16/11/2025
Exciting Announcement from Uniplexity AI!
We are honoured to share that our research paper, “Building Multilingual AI Systems for African Businesses: GraphRAG & GNN-Based Fine-Tuning for English–Local Language Mapping”, has been selected for a Main Stage Presentation at the Deep Learning IndabaX Zambia 2025.
Urban Hotel, Lusaka
18–19 November 2025
This recognition is a major milestone for our team and for Zambia’s growing AI ecosystem. We extend our sincere gratitude to the Ubuntu AI Community , the Deep Learning Indaba Zambia Organising Committee, and everyone who has continuously supported our work and mission.
About the Research
African businesses communicate daily using a mix of English and local languages such as Bemba, Nyanja, Tonga, Lozi, and many others.
Yet, most AI systems still struggle to understand these multilingual interactions especially the real-life code-switching that happens in customer service, commerce, and everyday business operations.
Our research introduces an innovative GraphRAG + GNN-powered multilingual AI architecture designed specifically for Africa:
Key Capabilities
✅ Accurate mapping between English, Bemba, and Nyanja
✅ Context-aware meaning interpretation beyond direct translation
✅ Up to 45% reduction in semantic errors
✅ 38% improvement in business query resolution (e.g., customer questions, product search)

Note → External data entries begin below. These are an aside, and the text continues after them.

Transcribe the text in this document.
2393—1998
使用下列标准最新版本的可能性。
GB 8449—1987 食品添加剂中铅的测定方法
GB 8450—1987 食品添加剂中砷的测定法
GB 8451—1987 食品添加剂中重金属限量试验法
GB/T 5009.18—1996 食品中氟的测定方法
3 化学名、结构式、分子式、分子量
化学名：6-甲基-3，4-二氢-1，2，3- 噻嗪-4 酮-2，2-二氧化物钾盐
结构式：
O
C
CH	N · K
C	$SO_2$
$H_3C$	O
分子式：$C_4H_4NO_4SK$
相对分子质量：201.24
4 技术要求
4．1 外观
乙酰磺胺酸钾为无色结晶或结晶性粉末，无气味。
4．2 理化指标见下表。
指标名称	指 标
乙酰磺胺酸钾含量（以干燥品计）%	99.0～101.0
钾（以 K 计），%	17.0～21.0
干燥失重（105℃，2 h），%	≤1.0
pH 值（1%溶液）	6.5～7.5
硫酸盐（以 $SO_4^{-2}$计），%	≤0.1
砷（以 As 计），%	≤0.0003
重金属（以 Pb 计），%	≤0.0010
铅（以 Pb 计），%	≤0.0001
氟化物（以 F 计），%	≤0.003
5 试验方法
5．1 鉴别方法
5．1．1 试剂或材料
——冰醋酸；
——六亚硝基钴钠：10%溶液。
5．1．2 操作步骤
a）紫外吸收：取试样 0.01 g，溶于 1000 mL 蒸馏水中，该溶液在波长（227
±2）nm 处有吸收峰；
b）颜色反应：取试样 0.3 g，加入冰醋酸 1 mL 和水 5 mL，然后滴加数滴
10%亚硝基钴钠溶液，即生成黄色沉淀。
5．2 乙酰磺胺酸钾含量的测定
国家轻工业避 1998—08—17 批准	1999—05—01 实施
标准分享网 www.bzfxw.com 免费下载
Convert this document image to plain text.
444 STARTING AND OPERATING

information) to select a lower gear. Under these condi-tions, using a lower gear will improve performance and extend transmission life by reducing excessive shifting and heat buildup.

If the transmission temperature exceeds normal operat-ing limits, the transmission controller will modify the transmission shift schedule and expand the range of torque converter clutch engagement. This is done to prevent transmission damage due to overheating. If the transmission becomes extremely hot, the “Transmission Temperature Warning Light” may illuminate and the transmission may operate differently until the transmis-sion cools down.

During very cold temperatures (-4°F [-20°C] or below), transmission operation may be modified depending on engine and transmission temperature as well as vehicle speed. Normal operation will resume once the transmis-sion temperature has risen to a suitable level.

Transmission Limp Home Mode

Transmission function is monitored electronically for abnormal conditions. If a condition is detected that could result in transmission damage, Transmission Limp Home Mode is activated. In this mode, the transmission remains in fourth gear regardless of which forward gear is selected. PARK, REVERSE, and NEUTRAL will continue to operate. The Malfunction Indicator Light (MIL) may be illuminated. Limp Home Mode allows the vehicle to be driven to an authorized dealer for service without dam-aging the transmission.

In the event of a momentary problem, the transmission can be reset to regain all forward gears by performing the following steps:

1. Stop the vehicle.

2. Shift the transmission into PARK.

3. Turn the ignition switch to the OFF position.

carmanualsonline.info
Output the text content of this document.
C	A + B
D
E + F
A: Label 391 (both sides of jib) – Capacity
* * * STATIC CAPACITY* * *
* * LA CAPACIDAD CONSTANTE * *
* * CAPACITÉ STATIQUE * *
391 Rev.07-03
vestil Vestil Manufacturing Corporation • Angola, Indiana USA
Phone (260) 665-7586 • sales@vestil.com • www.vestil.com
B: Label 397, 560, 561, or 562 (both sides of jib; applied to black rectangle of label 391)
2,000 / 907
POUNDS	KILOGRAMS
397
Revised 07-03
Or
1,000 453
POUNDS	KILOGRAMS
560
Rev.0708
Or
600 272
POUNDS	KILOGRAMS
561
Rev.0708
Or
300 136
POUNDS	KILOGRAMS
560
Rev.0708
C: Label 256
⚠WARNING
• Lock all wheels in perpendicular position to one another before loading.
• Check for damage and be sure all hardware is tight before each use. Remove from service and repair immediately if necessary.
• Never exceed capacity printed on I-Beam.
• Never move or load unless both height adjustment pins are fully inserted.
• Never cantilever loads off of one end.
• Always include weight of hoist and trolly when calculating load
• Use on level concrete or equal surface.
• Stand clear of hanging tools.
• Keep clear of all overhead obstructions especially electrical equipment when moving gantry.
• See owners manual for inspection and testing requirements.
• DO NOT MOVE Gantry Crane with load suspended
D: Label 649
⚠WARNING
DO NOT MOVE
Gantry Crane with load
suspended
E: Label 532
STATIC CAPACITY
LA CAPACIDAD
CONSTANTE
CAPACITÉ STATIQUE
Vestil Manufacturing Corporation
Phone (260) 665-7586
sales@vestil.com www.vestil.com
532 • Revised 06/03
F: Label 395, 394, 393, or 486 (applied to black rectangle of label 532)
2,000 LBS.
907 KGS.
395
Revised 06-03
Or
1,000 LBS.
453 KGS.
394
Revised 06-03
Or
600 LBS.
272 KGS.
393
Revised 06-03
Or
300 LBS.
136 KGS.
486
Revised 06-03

✅ Optimized for low-compute hardware, making it accessible for African SMEs
By combining Knowledge Graphs, Graph Neural Networks, and reasoning-tuned LLMs, we built a system that helps African businesses communicate more effectively and automate services across languages.
Why This Work Matters
Africa has more than 2,000 languages, yet mainstream AI is still predominantly built for English-speaking environments.
This work contributes to:
• Inclusive AI that understands African languages
• Local-language NLP for practical business environments
• Affordable, low-resource AI innovation
• Tools SMEs can actually deploy and benefit from
Our mission at Uniplexity AI is simple:
To build AI systems that understand Africa in our own languages, with our own context, and for our own economic growth.